Earlier in French class this week, we each had to read our answers to various homework questions.  When one person was asked to read the number 85, she could not recall how to say this.  The teacher breathed out, “Oh La La”, disappointed that we were already at the end of 8 weeks of French and a simple number could not be read.  For those, counting it’s pronounced “quatre-vingt-cinq.”  

3-Adoration:

My nearly 15 year old English Bulldog loves going to the park, but does not seem to have the energy or motivation to walk two long blocks to our destination.  Therefore, I transport him in a stroller.  Upon our return from Champs de Mars, a man looked at the tired but content Puzo, and smiled saying “Oh La La”.  I could sense in the hint of “how precious.”

I am sure there are many other ways to use this phrase.  It’s a catch all like, “Oh my gosh”, “Ay ya ya”, “Geez Louise.”  This is one phrase that seems stereotypical, but I am going to try to embed into my vocabulary.  Perhaps you will catch me next time saying “Oh la la,” but hopefully in a complimentary way. 

Positif ou Négatif

The other day in French class we were learning various adjectives for emotions or character traits: triste, agreable, serieux, desagreable.  We had to quantify if these words were positive or negative.  We got to a word “orgueilleux,” which according to google means “proud.”  A classmate noted, “c’est positif.”  The teacher disagreed, and the student looked at the class, shrugged his shoulders and said “depends.”  The teacher then shared that it means more than proud, it means “arrogant.”  This is pride discussed in the way Jane Austen would back in the day.  So the class agreed, “c’est negatif.”  
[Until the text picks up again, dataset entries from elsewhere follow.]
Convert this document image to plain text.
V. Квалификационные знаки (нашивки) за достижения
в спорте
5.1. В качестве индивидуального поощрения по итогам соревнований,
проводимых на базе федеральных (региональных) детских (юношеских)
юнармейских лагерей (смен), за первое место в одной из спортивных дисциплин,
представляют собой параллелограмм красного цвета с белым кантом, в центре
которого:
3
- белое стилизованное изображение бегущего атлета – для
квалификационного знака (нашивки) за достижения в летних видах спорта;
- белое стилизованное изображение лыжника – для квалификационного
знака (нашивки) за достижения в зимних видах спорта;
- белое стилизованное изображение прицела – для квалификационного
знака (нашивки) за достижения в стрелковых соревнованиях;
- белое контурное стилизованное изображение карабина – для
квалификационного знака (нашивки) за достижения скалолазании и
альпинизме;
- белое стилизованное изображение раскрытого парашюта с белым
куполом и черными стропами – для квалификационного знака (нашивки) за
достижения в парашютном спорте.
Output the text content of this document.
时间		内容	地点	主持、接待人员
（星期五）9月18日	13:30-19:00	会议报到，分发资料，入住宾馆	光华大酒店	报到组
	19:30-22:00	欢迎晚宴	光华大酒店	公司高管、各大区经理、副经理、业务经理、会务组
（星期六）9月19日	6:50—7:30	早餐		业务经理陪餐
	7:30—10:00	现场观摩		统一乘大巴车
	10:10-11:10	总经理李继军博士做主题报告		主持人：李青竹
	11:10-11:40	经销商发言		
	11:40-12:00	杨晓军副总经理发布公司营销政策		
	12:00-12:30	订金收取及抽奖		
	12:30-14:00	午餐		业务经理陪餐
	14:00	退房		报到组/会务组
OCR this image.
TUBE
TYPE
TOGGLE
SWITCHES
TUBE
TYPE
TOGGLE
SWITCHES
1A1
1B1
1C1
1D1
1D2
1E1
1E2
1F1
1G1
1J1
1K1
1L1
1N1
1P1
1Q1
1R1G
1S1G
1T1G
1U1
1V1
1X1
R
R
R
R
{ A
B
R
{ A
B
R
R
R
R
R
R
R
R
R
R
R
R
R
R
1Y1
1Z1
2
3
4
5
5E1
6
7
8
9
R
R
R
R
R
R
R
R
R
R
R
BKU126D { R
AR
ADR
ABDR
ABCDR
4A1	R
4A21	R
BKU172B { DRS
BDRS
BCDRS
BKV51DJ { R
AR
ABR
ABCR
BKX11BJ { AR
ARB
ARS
It’s interesting as a psychologist, to sit in a classroom and label emotions as “bad or good.”  This is what we are trying to get away from in society, as all emotions should be welcome.  There’s a time and place for sadness, anger, joy, and seriousness.  But I understand, we are doing this exercise, solely as a learning experiment.  The images shown to describe the emotions were the universal language of emojis. 

 

When you are in a beginners language class, generally there is no room for debate or philosophical discussion.  It’s basically a time for memorization, particularly if the words are positif or negatif, or feminin ou masculin.